In lieu of letting the court try Kony, Father Ojara favors using a traditional Acholi form of justice, known as "mato oput," which seeks, often through elaborate negotiations, the restoration of relationships through truth-telling, accountability, forgiveness and reparations.

"We do not believe in punishment in the sense of imprisoning someone. Once reconciliation is done, you have to walk free and live with your brothers and sisters. There are no prison cells or house arrest. That's a Western practice," Father Ojara said. "People who don't live here have a hard time understanding this, but they haven't been affected directly by the war. There comes a moment when you say enough is enough. We have to forgive and sit down together. A suffering people can't surrender themselves to death. The way to peace is through forgiveness. We'll never attain peace through fighting, through crushing another human being."

Acknowledging that this Acholi form of justice has never been applied to crimes on such a massive scale as those committed by the Lord's Resistance Army, the priest said that "the essence is the same: the need for forgiveness and reconciliation. The rite may not be exactly the same; it may have to be modified. What's important is that we can forgive from the heart and embrace each other as brothers and sisters."

Compensation or reparation is also a traditional element of this form of justice, but the rebel group does not have resources to compensate families for tens of thousands of victims.
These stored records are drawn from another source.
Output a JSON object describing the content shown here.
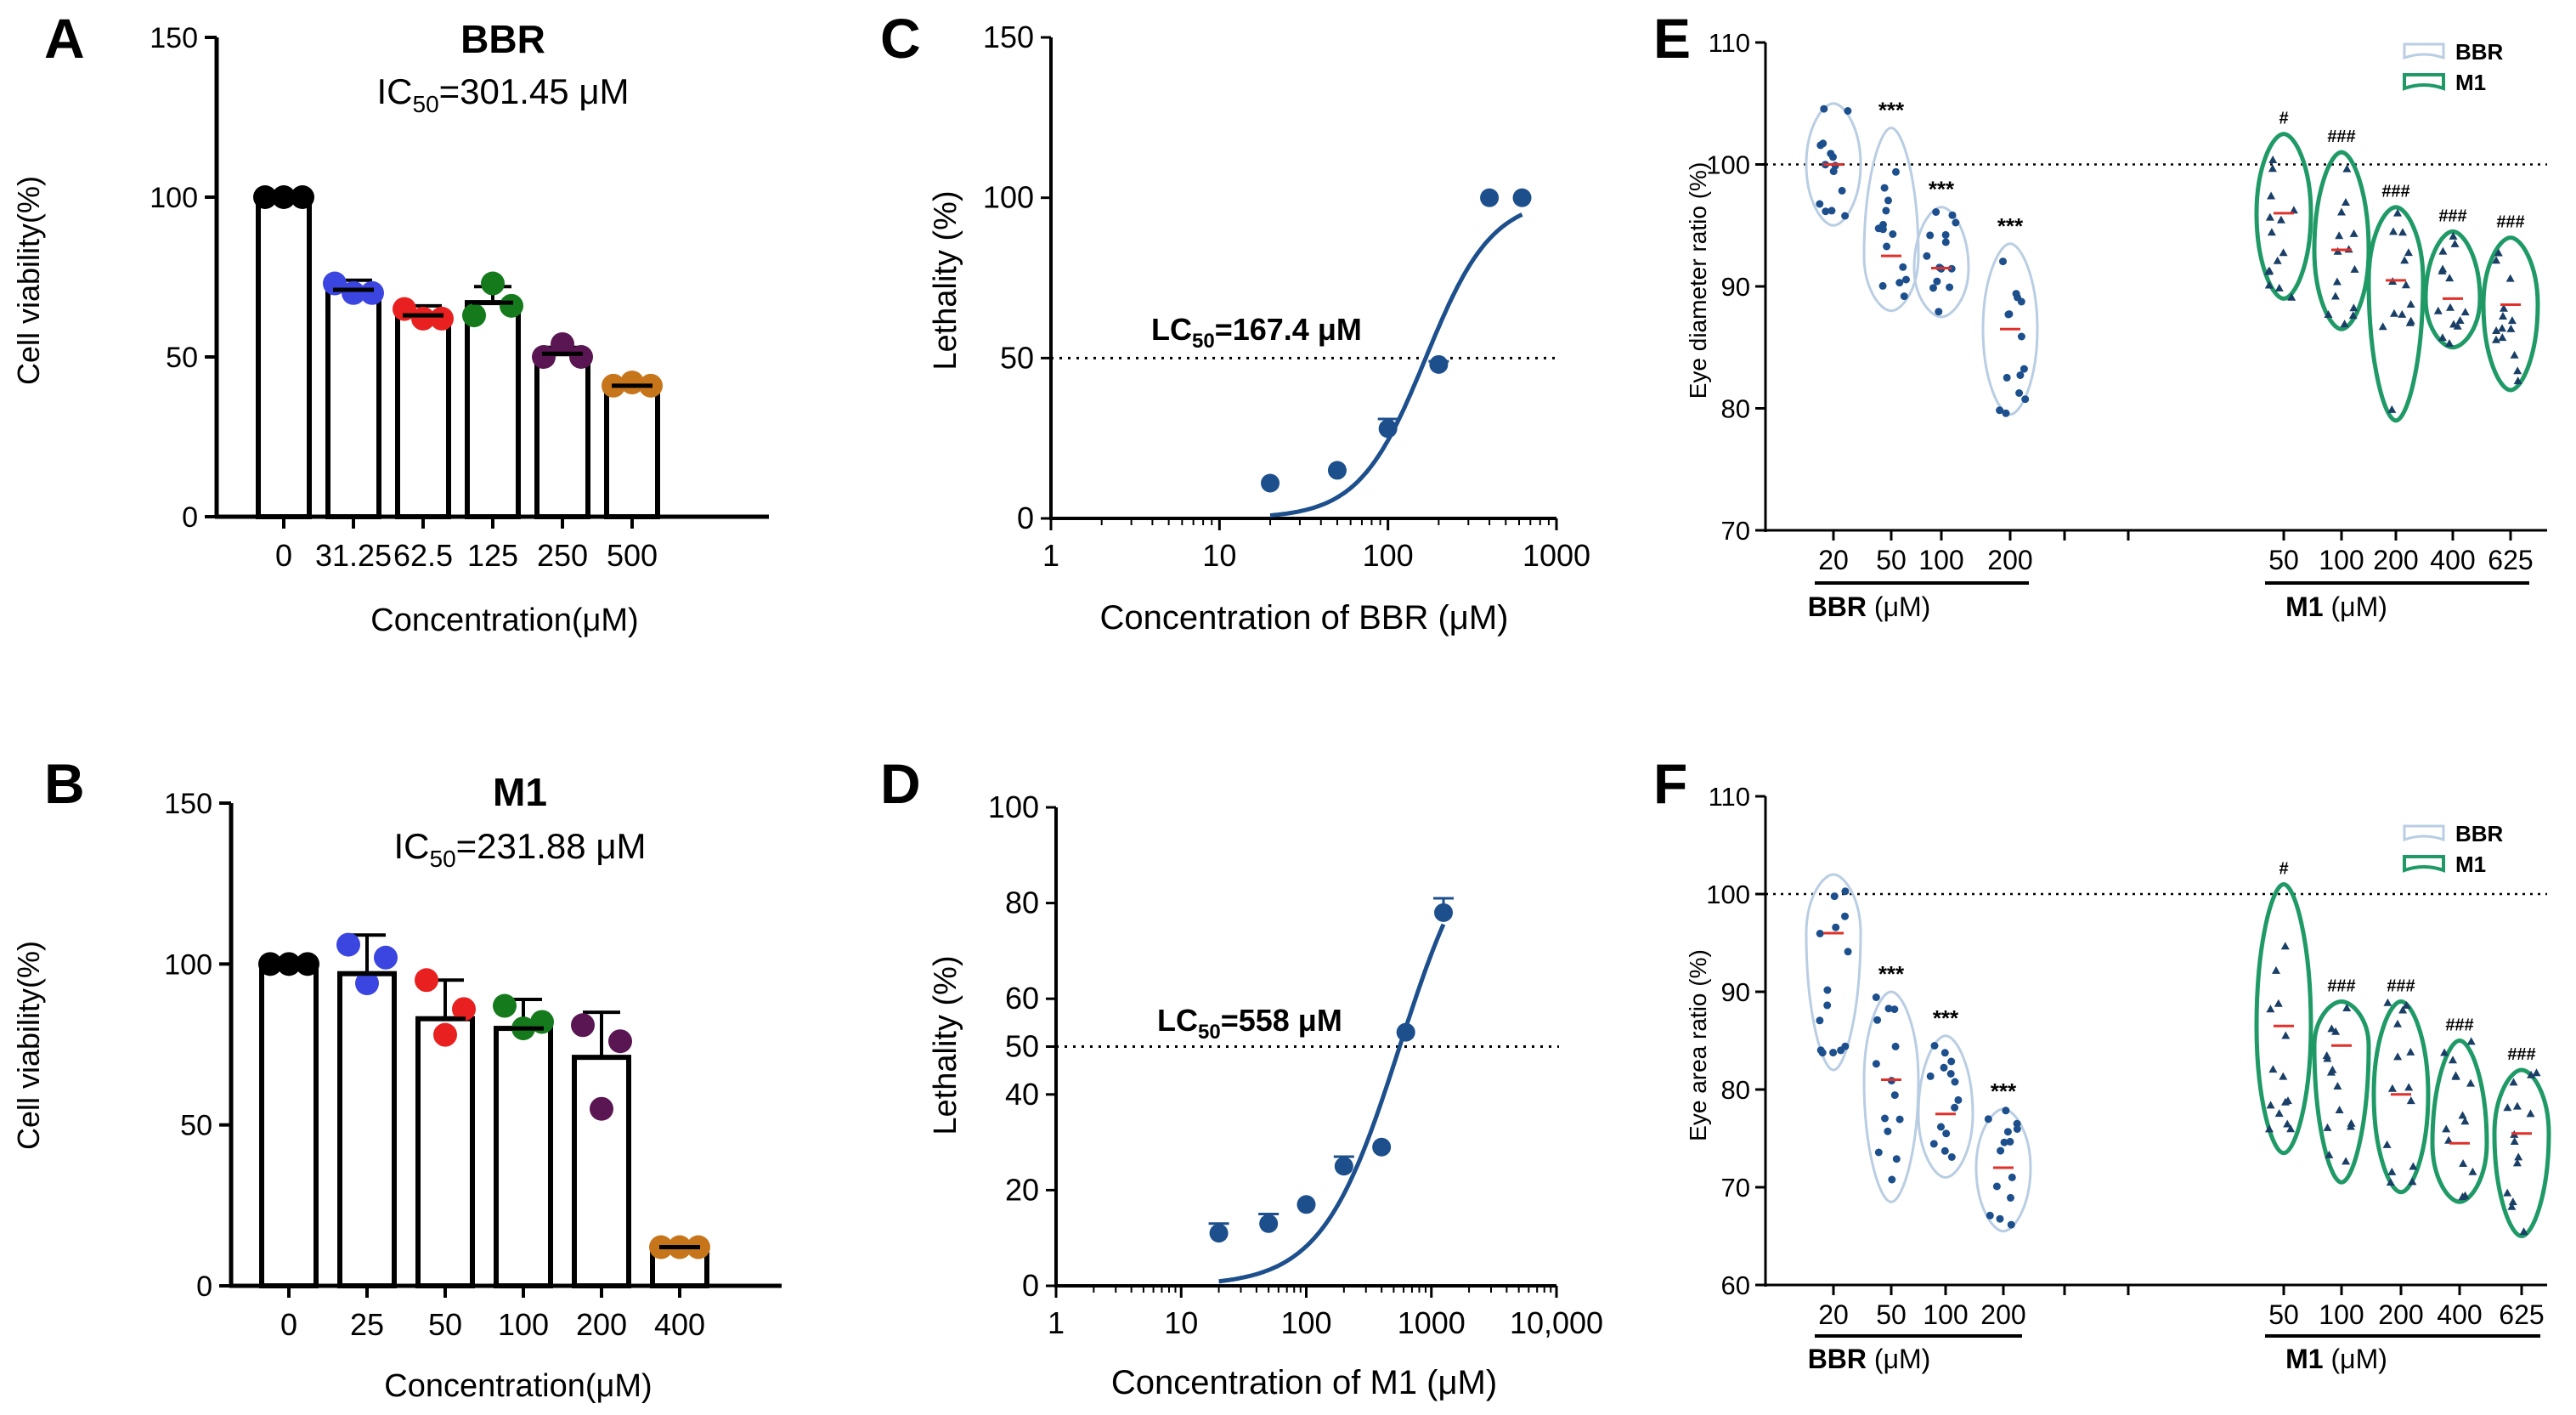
{
  "panels": {
    "A": {
      "letter": "A",
      "title": "BBR",
      "ic50_prefix": "IC",
      "ic50_sub": "50",
      "ic50_value": "=301.45 μM",
      "ylabel": "Cell viability(%)",
      "xlabel": "Concentration(μM)",
      "yticks": [
        "0",
        "50",
        "100",
        "150"
      ]
    },
    "B": {
      "letter": "B",
      "title": "M1",
      "ic50_prefix": "IC",
      "ic50_sub": "50",
      "ic50_value": "=231.88 μM",
      "ylabel": "Cell viability(%)",
      "xlabel": "Concentration(μM)",
      "yticks": [
        "0",
        "50",
        "100",
        "150"
      ]
    },
    "C": {
      "letter": "C",
      "ylabel": "Lethality (%)",
      "xlabel": "Concentration of BBR (μM)",
      "lc50_prefix": "LC",
      "lc50_sub": "50",
      "lc50_value": "=167.4 μM",
      "xticks": [
        "1",
        "10",
        "100",
        "1000"
      ],
      "yticks": [
        "0",
        "50",
        "100",
        "150"
      ]
    },
    "D": {
      "letter": "D",
      "ylabel": "Lethality (%)",
      "xlabel": "Concentration of M1 (μM)",
      "lc50_prefix": "LC",
      "lc50_sub": "50",
      "lc50_value": "=558 μM",
      "xticks": [
        "1",
        "10",
        "100",
        "1000",
        "10,000"
      ],
      "yticks": [
        "0",
        "20",
        "40",
        "50",
        "60",
        "80",
        "100"
      ]
    },
    "E": {
      "letter": "E",
      "ylabel": "Eye diameter ratio (%)",
      "yticks": [
        "70",
        "80",
        "90",
        "100",
        "110"
      ],
      "group1": "BBR",
      "group2": "M1",
      "unit": " (μM)",
      "legend": [
        "BBR",
        "M1"
      ]
    },
    "F": {
      "letter": "F",
      "ylabel": "Eye area ratio (%)",
      "yticks": [
        "60",
        "70",
        "80",
        "90",
        "100",
        "110"
      ],
      "group1": "BBR",
      "group2": "M1",
      "unit": " (μM)",
      "legend": [
        "BBR",
        "M1"
      ]
    }
  },
  "colors": {
    "black": "#000000",
    "blue": "#3b45e0",
    "red": "#e8201f",
    "green": "#157a1c",
    "purple": "#5a1652",
    "orange": "#c7751a",
    "navy": "#1c4f8c",
    "bbr_violin": "#b9cde3",
    "m1_violin": "#1f9a66",
    "median": "#e0302a"
  },
  "chart_data": [
    {
      "id": "A",
      "type": "bar",
      "title": "BBR",
      "subtitle": "IC50=301.45 μM",
      "xlabel": "Concentration(μM)",
      "ylabel": "Cell viability(%)",
      "ylim": [
        0,
        150
      ],
      "categories": [
        "0",
        "31.25",
        "62.5",
        "125",
        "250",
        "500"
      ],
      "values": [
        100,
        71,
        63,
        67,
        51,
        41
      ],
      "errors": [
        1,
        3,
        3,
        5,
        2,
        1
      ],
      "points": [
        [
          100,
          100,
          100
        ],
        [
          73,
          70,
          70
        ],
        [
          65,
          62,
          62
        ],
        [
          63,
          73,
          66
        ],
        [
          50,
          54,
          50
        ],
        [
          41,
          42,
          41
        ]
      ],
      "point_colors": [
        "black",
        "blue",
        "red",
        "green",
        "purple",
        "orange"
      ]
    },
    {
      "id": "B",
      "type": "bar",
      "title": "M1",
      "subtitle": "IC50=231.88 μM",
      "xlabel": "Concentration(μM)",
      "ylabel": "Cell viability(%)",
      "ylim": [
        0,
        150
      ],
      "categories": [
        "0",
        "25",
        "50",
        "100",
        "200",
        "400"
      ],
      "values": [
        100,
        97,
        83,
        80,
        71,
        12
      ],
      "errors": [
        1,
        12,
        12,
        9,
        14,
        1
      ],
      "points": [
        [
          100,
          100,
          100
        ],
        [
          106,
          94,
          102
        ],
        [
          95,
          78,
          86
        ],
        [
          87,
          80,
          82
        ],
        [
          81,
          55,
          76
        ],
        [
          12,
          12,
          12
        ]
      ],
      "point_colors": [
        "black",
        "blue",
        "red",
        "green",
        "purple",
        "orange"
      ]
    },
    {
      "id": "C",
      "type": "scatter",
      "xscale": "log",
      "xlim": [
        1,
        1000
      ],
      "ylim": [
        0,
        150
      ],
      "xlabel": "Concentration of BBR (μM)",
      "ylabel": "Lethality (%)",
      "annotation": "LC50=167.4 μM",
      "reference_line_y": 50,
      "x": [
        20,
        50,
        100,
        200,
        400,
        625
      ],
      "y": [
        11,
        15,
        28,
        48,
        100,
        100
      ],
      "errors": [
        0,
        0,
        3,
        1,
        0,
        0
      ],
      "fit": {
        "lc50": 167.4,
        "hill": 2.2,
        "top": 100,
        "x_from": 20,
        "x_to": 625
      }
    },
    {
      "id": "D",
      "type": "scatter",
      "xscale": "log",
      "xlim": [
        1,
        10000
      ],
      "ylim": [
        0,
        100
      ],
      "xlabel": "Concentration of M1 (μM)",
      "ylabel": "Lethality (%)",
      "annotation": "LC50=558 μM",
      "reference_line_y": 50,
      "x": [
        20,
        50,
        100,
        200,
        400,
        625,
        1250
      ],
      "y": [
        11,
        13,
        17,
        25,
        29,
        53,
        78
      ],
      "errors": [
        2,
        2,
        0,
        2,
        0,
        0,
        3
      ],
      "fit": {
        "lc50": 558,
        "hill": 1.4,
        "top": 100,
        "x_from": 20,
        "x_to": 1250
      }
    },
    {
      "id": "E",
      "type": "violin",
      "ylabel": "Eye diameter ratio (%)",
      "ylim": [
        70,
        110
      ],
      "reference_line_y": 100,
      "groups": [
        {
          "name": "BBR",
          "categories": [
            "20",
            "50",
            "100",
            "200"
          ],
          "min": [
            95,
            88,
            87.5,
            79.5
          ],
          "max": [
            105,
            103,
            96.5,
            93.5
          ],
          "median": [
            100,
            92.5,
            91.5,
            86.5
          ],
          "annotations": [
            "",
            "***",
            "***",
            "***"
          ]
        },
        {
          "name": "M1",
          "categories": [
            "50",
            "100",
            "200",
            "400",
            "625"
          ],
          "min": [
            89,
            86.5,
            79,
            85,
            81.5
          ],
          "max": [
            102.5,
            101,
            96.5,
            94.5,
            94
          ],
          "median": [
            96,
            93,
            90.5,
            89,
            88.5
          ],
          "annotations": [
            "#",
            "###",
            "###",
            "###",
            "###"
          ]
        }
      ]
    },
    {
      "id": "F",
      "type": "violin",
      "ylabel": "Eye area ratio (%)",
      "ylim": [
        60,
        110
      ],
      "reference_line_y": 100,
      "groups": [
        {
          "name": "BBR",
          "categories": [
            "20",
            "50",
            "100",
            "200"
          ],
          "min": [
            82,
            68.5,
            71,
            65.5
          ],
          "max": [
            102,
            90,
            85.5,
            78
          ],
          "median": [
            96,
            81,
            77.5,
            72
          ],
          "annotations": [
            "",
            "***",
            "***",
            "***"
          ]
        },
        {
          "name": "M1",
          "categories": [
            "50",
            "100",
            "200",
            "400",
            "625"
          ],
          "min": [
            73.5,
            70.5,
            69.5,
            68.5,
            65
          ],
          "max": [
            101,
            89,
            89,
            85,
            82
          ],
          "median": [
            86.5,
            84.5,
            79.5,
            74.5,
            75.5
          ],
          "annotations": [
            "#",
            "###",
            "###",
            "###",
            "###"
          ]
        }
      ]
    }
  ]
}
Father Ojara said that is not a sticking point.

"People have been killed, property destroyed, children abducted. You cannot compensate every case," he said. "How would you pay for it? The offenders aren't in (a) position to give any compensation. And who can put flesh on the skeletons of thousands of children who died in the bush?

"The real question is how can we lift our people out of the pit into which they have fallen. That's where we can talk about compensation, about restoration. Maybe that means helping people rebuild livelihoods, build good roads and infrastructure, health centers and schools. ... That's where the world community can work with us to lift up the life of our people," said the priest.